Теперь переходим к вопросам наследования французского престола. Во Франции согласно Салическому закону исключалось наследование по женской линии. У короля Филиппа Четвертого Красивого из династии Капетингов было три сына и одна дочь, та самая Изабелла, жена Эдуарда Второго и мать Эдуарда Третьего. Три сына – это отлично! Можно ни о чем не беспокоиться. Однако природа сыграла злую шутку с Капетингами: старший сын Филиппа, Людовик, надел корону, однако умер, не оставив сыновей, у него была только дочь. Правда, на момент смерти Людовика его супруга была беременна, вся страна с надеждой ждала родов, но младенец, оказавшийся мальчиком, не выжил. После Людовика на трон сел следующий сын, Филипп, – и опять то же самое: сыновей нет, а четыре дочери – кому они нужны? Третий сын, самый младший, Карл, братьев не подвел и поступил, как они: скончался, не подарив стране наследника мужского пола. Вернее, он старался изо всех сил, дарил, то есть сыновья-то рождались, целых двое, но один умер, не дожив до десяти лет, другой – вскоре после рождения. А когда Карл скончался, в живых оставались лишь две девочки от третьего брака. О том, что у Филиппа Четвертого есть еще и дочь, даже разговоров не было: Салическое право же! Поэтому решили: если по прямой линии наследования полный облом, то поищем в боковых линиях. У Филиппа Четвертого был младший брат, Карл Валуа, он уже умер, но у него есть сын, то есть родной племянник Филиппа, тоже Филипп. Вот он и стал следующим королем Франции под именем Филиппа Шестого (Пятым, как вы понимаете, был один из сыновей Четвертого). Теперь смотрим, что вышло в итоге: новый король, Филипп Шестой, приходился последнему из сыновей Филиппа Четвертого, Карлу Четвертому, всего лишь двоюродным братом. А вот если бы признали права Изабеллы на трон после смерти брата, то получилось бы, что королем Франции станет родной внук Филиппа Четвертого, а не внучатый племянник. На этом (довольно сомнительном для наших современников) основании в Англии считали, что у их короля Эдуарда больше прав на французскую корону, чем у Филиппа Валуа.

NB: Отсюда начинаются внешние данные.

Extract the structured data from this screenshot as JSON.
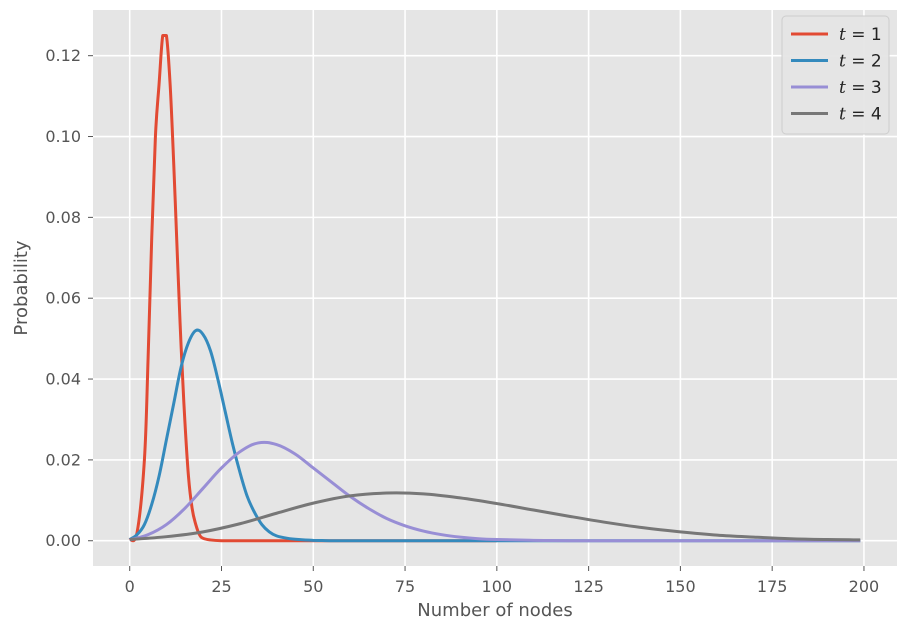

Король Эдуард Третий (крайний справа) и предшественники (слева направо): Генрих Третий, Эдуард Первый и Эдуард Второй[14]
. Гравюра XVI века.Вот об этом и толкует сейчас Роберт Артуа, который вовсе не Артуа. Но уж поскольку автор так его именует, то спорить не станем. Правда непонятно, почему этот Роберт так путается в своих же родных французских королях. На момент сценического действия (судя по дальнейшим событиям в пьесе, это 1337 год) Францией правил все тот же Филипп Шестой Валуа, родоначальник династии Валуа. И править он будет еще очень долго, аж до 1350 года, а уж потом на трон взойдет его сын Иоанн. Вряд ли Роберт Артуа слабо разбирался в ситуации у себя на родине. Скорее, автору пьесы, кем бы он ни был на самом деле, зачем-то понадобилось убрать Филиппа Шестого раньше времени и заменить его Иоанном Вторым. Возможно, по ходу пьесы мы и разберемся, для чего это сделано.
– Интересные вещи ты рассказываешь, Артуа, – оживляется Эдуард. – Я аж духом воспрял, слушая тебя. Теперь у меня есть причина согнуть спины французам, которые противятся моей власти.
Снова придется сделать перерыв в действии и пуститься в пояснения. Какие это французы и почему «противятся власти» Эдуарда? Тут имела место чисто юридическая закавыка, которую не удавалось преодолеть уже два с половиной века, с того момента, как нормандец Вильгельм в 1066 году завоевал Англию и стал английским королем, положив начало норманнской династии. Нормандия-то по-прежнему принадлежала ему, а она – часть Франции, и Вильгельм должен был принести французскому королю вассальную клятву за эту землю. Получалось, что один король – вассал другого? Как-то это не очень… Последующие короли путем «правильных» браков присоединили к Англии Анжу, Бретань, Аквитанию, да много чего. В итоге почти половина территории Франции принадлежала английской короне. А вопрос «кто кому начальник» так и висел нерешенным, хотя несколько поколений юристов бились над ним без устали.